Take “global warming.” If you want to alarm people about a coming disaster, don’t refer to warmth. Everyone likes warm-hearted friends, warm spring days, and other kinds of warmth, so it might not seem so bad if the planet warms up by a degree or two. Calling it global warming may have kept people from understanding how serious the problem is.
Or “white privilege”: That one’s supposed to make my fellow palefaces realize that we enjoy special status. Instead, it just makes most of them mad: “I started without much and worked hard all my life. No one gave me any privileges.”
So it goes with “defund the police.” It sounds like its proponents want to get rid of the police completely. (Some proponents do. Most don’t.) The phrase is almost guaranteed to panic the millions of Americans who see cops as the people who keep them safe from crime.
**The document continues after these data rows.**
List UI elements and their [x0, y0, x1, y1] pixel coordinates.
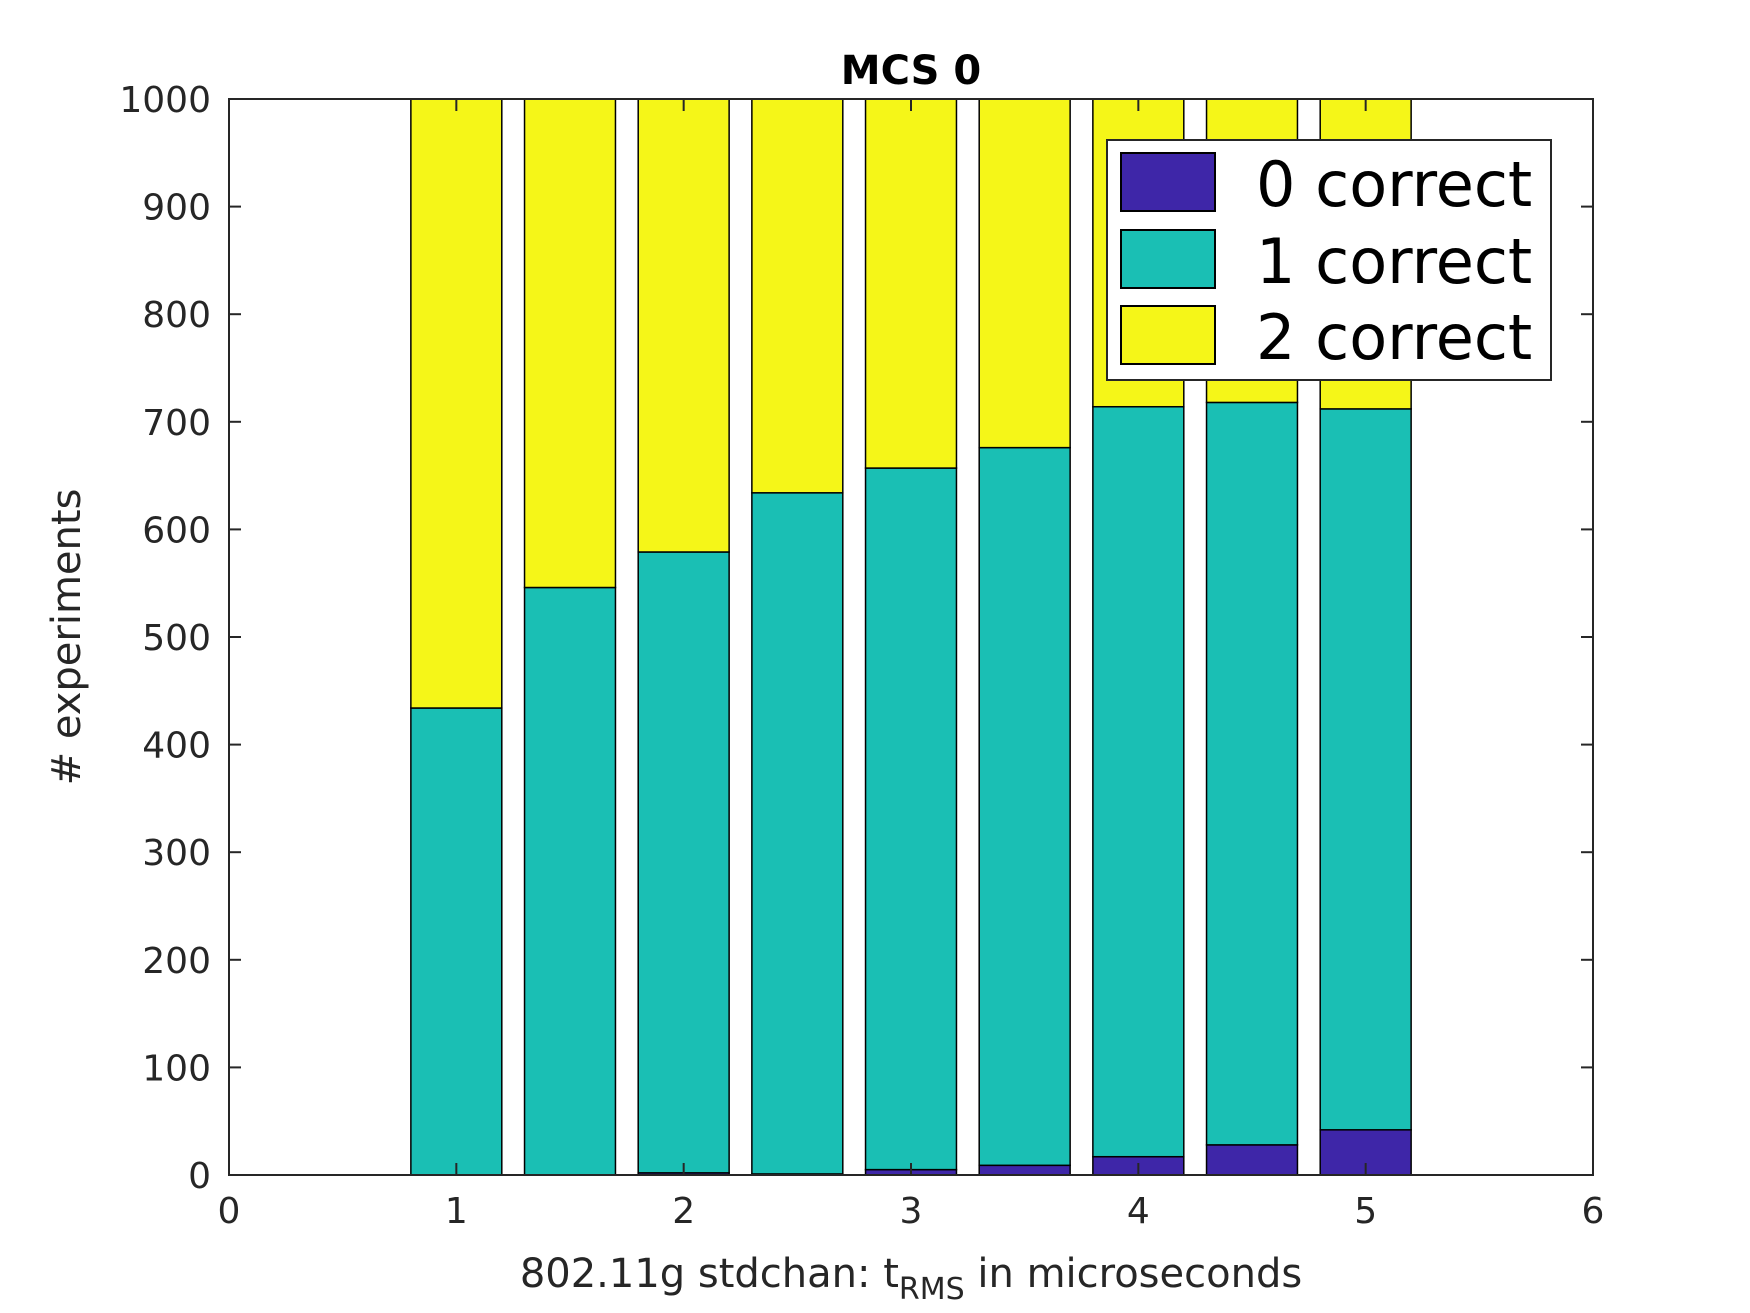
- bar-0-correct-x-3_5: [978, 1164, 1071, 1176]
- x-axis-label: 802.11g stdchan: tRMS in microseconds: [520, 1251, 1302, 1307]
- bar-2-correct-x-2_5: [751, 98, 844, 494]
- y-tick-label: 1000: [119, 80, 211, 121]
- x-tick-label: 1: [445, 1191, 468, 1232]
- y-tick-label: 900: [142, 188, 211, 229]
- bar-0-correct-x-4_5: [1205, 1144, 1299, 1176]
- chart-title: MCS 0: [841, 48, 981, 94]
- bar-1-correct-x-3_5: [978, 446, 1071, 1167]
- x-axis-label-subscript: RMS: [899, 1272, 965, 1307]
- bar-1-correct-x-4: [1092, 405, 1185, 1158]
- y-tick-label: 200: [142, 941, 211, 982]
- y-tick-label: 500: [142, 618, 211, 659]
- y-tick-label: 800: [142, 295, 211, 336]
- bar-2-correct-x-1_5: [523, 98, 617, 589]
- y-tick-label: 400: [142, 726, 211, 767]
- bar-1-correct-x-1: [410, 707, 503, 1176]
- bar-2-correct-x-3_5: [978, 98, 1071, 449]
- x-tick-labels: 0 1 2 3 4 5 6: [218, 1191, 1605, 1232]
- axes-box: [228, 98, 1594, 1176]
- y-tick-label: 700: [142, 403, 211, 444]
- x-tick-label: 0: [218, 1191, 241, 1232]
- legend-label-2-correct: 2 correct: [1256, 301, 1532, 374]
- bar-1-correct-x-4_5: [1205, 401, 1299, 1146]
- bar-2-correct-x-2: [637, 98, 730, 553]
- bar-1-correct-x-1_5: [523, 586, 617, 1176]
- x-tick-label: 6: [1582, 1191, 1605, 1232]
- legend-label-1-correct: 1 correct: [1256, 225, 1532, 298]
- x-tick-label: 5: [1354, 1191, 1377, 1232]
- bar-2-correct-x-1: [410, 98, 503, 709]
- y-tick-label: 100: [142, 1048, 211, 1089]
- legend-swatch-1-correct: [1120, 229, 1216, 289]
- x-tick-label: 4: [1127, 1191, 1150, 1232]
- y-tick-labels: 0 100 200 300 400 500 600 700 800 900 1000: [119, 80, 211, 1197]
- x-tick-label: 2: [672, 1191, 695, 1232]
- bar-2-correct-x-3: [864, 98, 958, 469]
- legend-swatch-2-correct: [1120, 305, 1216, 365]
- x-tick-label: 3: [900, 1191, 923, 1232]
- y-tick-label: 0: [188, 1156, 211, 1197]
- y-tick-label: 300: [142, 833, 211, 874]
- y-tick-label: 600: [142, 510, 211, 551]
- legend-swatch-0-correct: [1120, 152, 1216, 212]
- bar-1-correct-x-2_5: [751, 492, 844, 1175]
- bar-1-correct-x-5: [1319, 408, 1412, 1131]
- y-axis-label: # experiments: [44, 489, 90, 786]
- bar-1-correct-x-2: [637, 551, 730, 1174]
- bar-1-correct-x-3: [864, 467, 958, 1171]
- legend-label-0-correct: 0 correct: [1256, 148, 1532, 221]
- x-axis-label-main: 802.11g stdchan: t: [520, 1251, 899, 1297]
- legend: 0 correct 1 correct 2 correct: [1106, 139, 1552, 381]
- x-axis-label-tail: in microseconds: [965, 1251, 1303, 1297]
As I understand it, “defund the police” actually means “divert some police funds to other uses.” We burden cops with jobs that they shouldn’t have to do. See a mentally ill or homeless guy wandering the neighborhood? Don’t call a mental health specialist or a city official who can direct the guy to a place that can take care of him. Just call the cops.
Even some cops say that they shouldn’t have all the duties that we dump on them. Dallas police chief David Brown has said, “Every societal failure, we put it off for the cops to solve. Schools fail, give it to the cops. Seventy percent of the African American community is being raised by single women. Let’s give it to the cops to solve that as well. That’s too much to ask. Policing was never meant to solve all those problems.”
To alarm the public about global warming, don’t call it global warming; call it climate crisis. To help white people accept their relatively high status, don’t call it a privilege; call it an advantage (only a favored few receive privileges, but anyone can have an advantage). And to help people accept removing responsibilities from cops, don’t call to defund the police.
Change the police, demilitarize the police, even liberate the police. But “defund the police” is the wrong slogan.